Messages either atomically delivered to all nodes or none at all
Globally strict message ordering
Reliable eventual consistency

Master-Slave Architecture

All client write requests must go through Leader node. Leader responsible for replicating updates to all Followers. Read requests can be handled by any Follower directly.

Message Broadcast Three Phases

Phase 1: Proposal

Leader assigns unique ZXID to each write request, encapsulates request as transaction proposal, sends to all Followers in FIFO queue sequentially.

Phase 2: ACK (Acknowledgment)

Each Follower receives proposal, first writes to local transaction log, then replies ACK to Leader. Leader waits for ACK from majority nodes (including itself).

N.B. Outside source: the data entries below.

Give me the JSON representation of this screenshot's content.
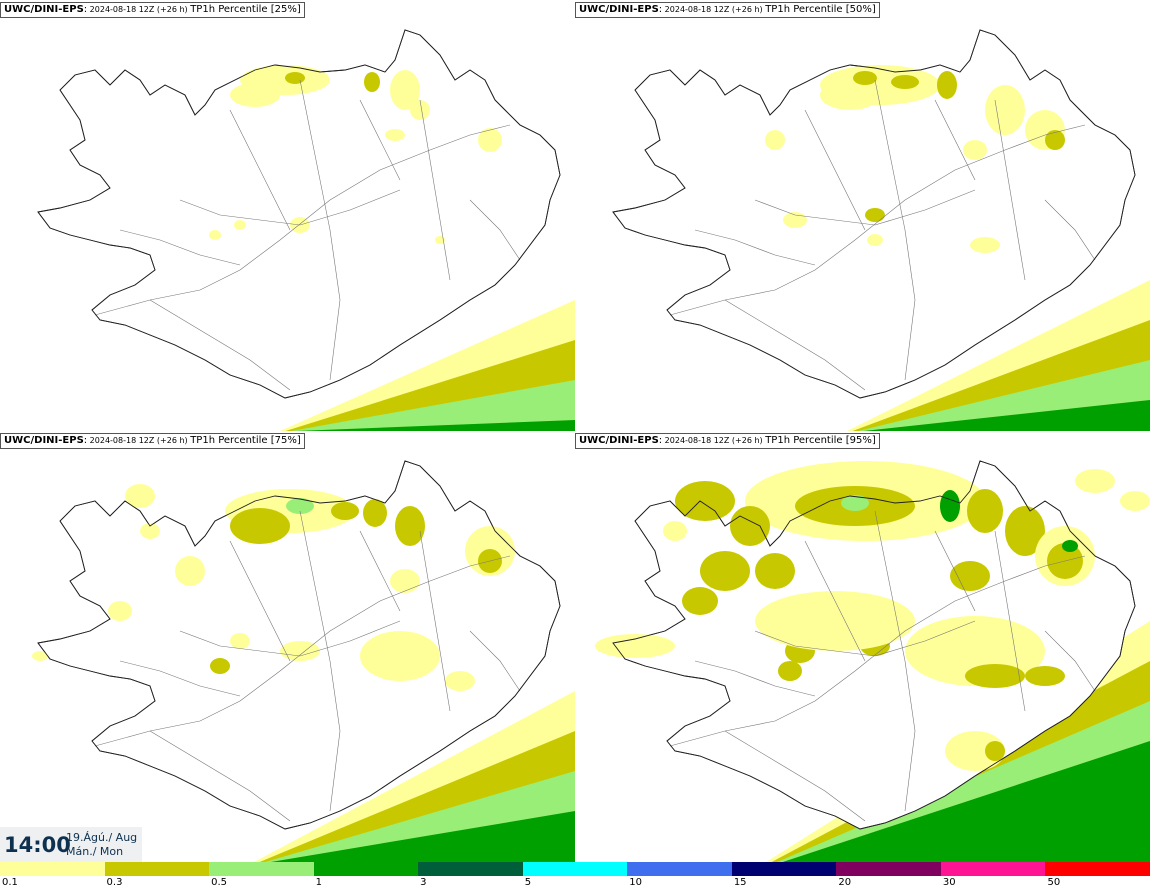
{
  "panels": [
    {
      "model": "UWC/DINI-EPS",
      "sep": ":",
      "run": "2024-08-18 12Z (+26 h)",
      "field": "TP1h Percentile [25%]"
    },
    {
      "model": "UWC/DINI-EPS",
      "sep": ":",
      "run": "2024-08-18 12Z (+26 h)",
      "field": "TP1h Percentile [50%]"
    },
    {
      "model": "UWC/DINI-EPS",
      "sep": ":",
      "run": "2024-08-18 12Z (+26 h)",
      "field": "TP1h Percentile [75%]"
    },
    {
      "model": "UWC/DINI-EPS",
      "sep": ":",
      "run": "2024-08-18 12Z (+26 h)",
      "field": "TP1h Percentile [95%]"
    }
  ],
  "valid_time": {
    "time": "14:00",
    "date_line1": "19.Ágú./ Aug",
    "date_line2": "Mán./ Mon"
  },
  "legend": {
    "colors": [
      "#ffff99",
      "#c8c800",
      "#99ee77",
      "#00a000",
      "#005f3a",
      "#00ffff",
      "#3f6fef",
      "#000070",
      "#800060",
      "#ff1493",
      "#ff0000"
    ],
    "ticks": [
      "0.1",
      "0.3",
      "0.5",
      "1",
      "3",
      "5",
      "10",
      "15",
      "20",
      "30",
      "50"
    ]
  }
}
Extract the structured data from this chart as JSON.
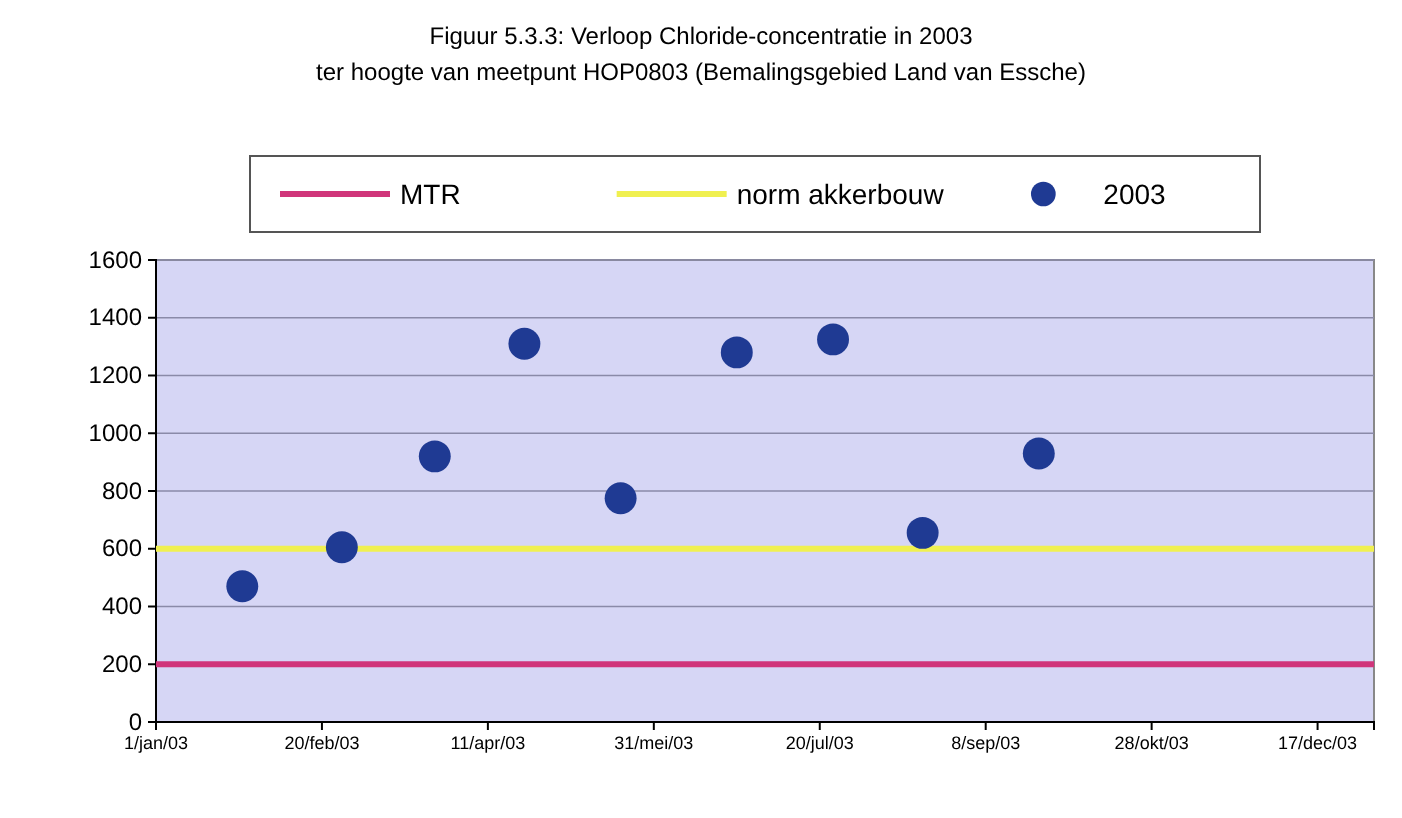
{
  "chart_data": {
    "type": "scatter",
    "title": "Figuur 5.3.3: Verloop Chloride-concentratie in 2003",
    "subtitle": "ter hoogte van meetpunt HOP0803 (Bemalingsgebied Land van Essche)",
    "series": [
      {
        "name": "2003",
        "color": "#1f3a93",
        "x": [
          "2003-01-27",
          "2003-02-26",
          "2003-03-26",
          "2003-04-22",
          "2003-05-21",
          "2003-06-25",
          "2003-07-24",
          "2003-08-20",
          "2003-09-24"
        ],
        "values": [
          470,
          605,
          920,
          1310,
          775,
          1280,
          1325,
          655,
          930
        ]
      }
    ],
    "ref_lines": [
      {
        "axis": "y",
        "value": 200,
        "label": "MTR",
        "color": "#d0357a"
      },
      {
        "axis": "y",
        "value": 600,
        "label": "norm akkerbouw",
        "color": "#f0f050"
      }
    ],
    "xlim": [
      "2003-01-01",
      "2004-01-03"
    ],
    "xticks": [
      {
        "value": "2003-01-01",
        "label": "1/jan/03"
      },
      {
        "value": "2003-02-20",
        "label": "20/feb/03"
      },
      {
        "value": "2003-04-11",
        "label": "11/apr/03"
      },
      {
        "value": "2003-05-31",
        "label": "31/mei/03"
      },
      {
        "value": "2003-07-20",
        "label": "20/jul/03"
      },
      {
        "value": "2003-09-08",
        "label": "8/sep/03"
      },
      {
        "value": "2003-10-28",
        "label": "28/okt/03"
      },
      {
        "value": "2003-12-17",
        "label": "17/dec/03"
      }
    ],
    "ylim": [
      0,
      1600
    ],
    "yticks": [
      0,
      200,
      400,
      600,
      800,
      1000,
      1200,
      1400,
      1600
    ],
    "grid": "y",
    "legend": "top",
    "marker": "circle"
  }
}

For example, 5-node cluster needs at least 3 ACKs.

Phase 3: Commit

Leader commits transaction locally, then broadcasts Commit message to all Followers. Followers apply proposal to local state machine upon receiving.

Difference from classic two-phase commit: uses majority instead of all confirm, avoids single node failure causing blocking.

Leader Fault Recovery

Fault Impact

Service temporarily interrupted during re-election
Client receives ConnectionLoss exception, needs retry logic
In-flight transactions may be interrupted

ZAB Recovery Guarantees

Committed transactions: New Leader ensures transactions confirmed by majority nodes are eventually applied to all nodes by comparing ZXID across nodes
Uncommitted transactions: Transactions only confirmed by minority nodes (e.g., 2/5) will be discarded by new Leader, maintaining consistency

Recovery Time: Typical Leader re-election takes 200~400 milliseconds.

Production Deployment Suggestions

Node count: Recommend odd nodes, common 3 nodes (tolerate 1 failure) or 5 nodes (tolerate 2 failures)
Fault tolerance: N-node cluster can tolerate (N-1)/2 node failures
Write routing: All write operations go through Leader, read operations can be distributed to Followers to improve throughput
Client retry: Business code must handle ConnectionLoss, implement idempotent retry

Summary

ZooKeeper achieves enterprise-level distributed coordination capability through ZAB protocol’s Leader election and atomic broadcast mechanism. “Quorum node” arbitration principle combined with ZXID ordering provides good fault tolerance while ensuring strong consistency, making it a mature choice for production-grade distributed system coordination services.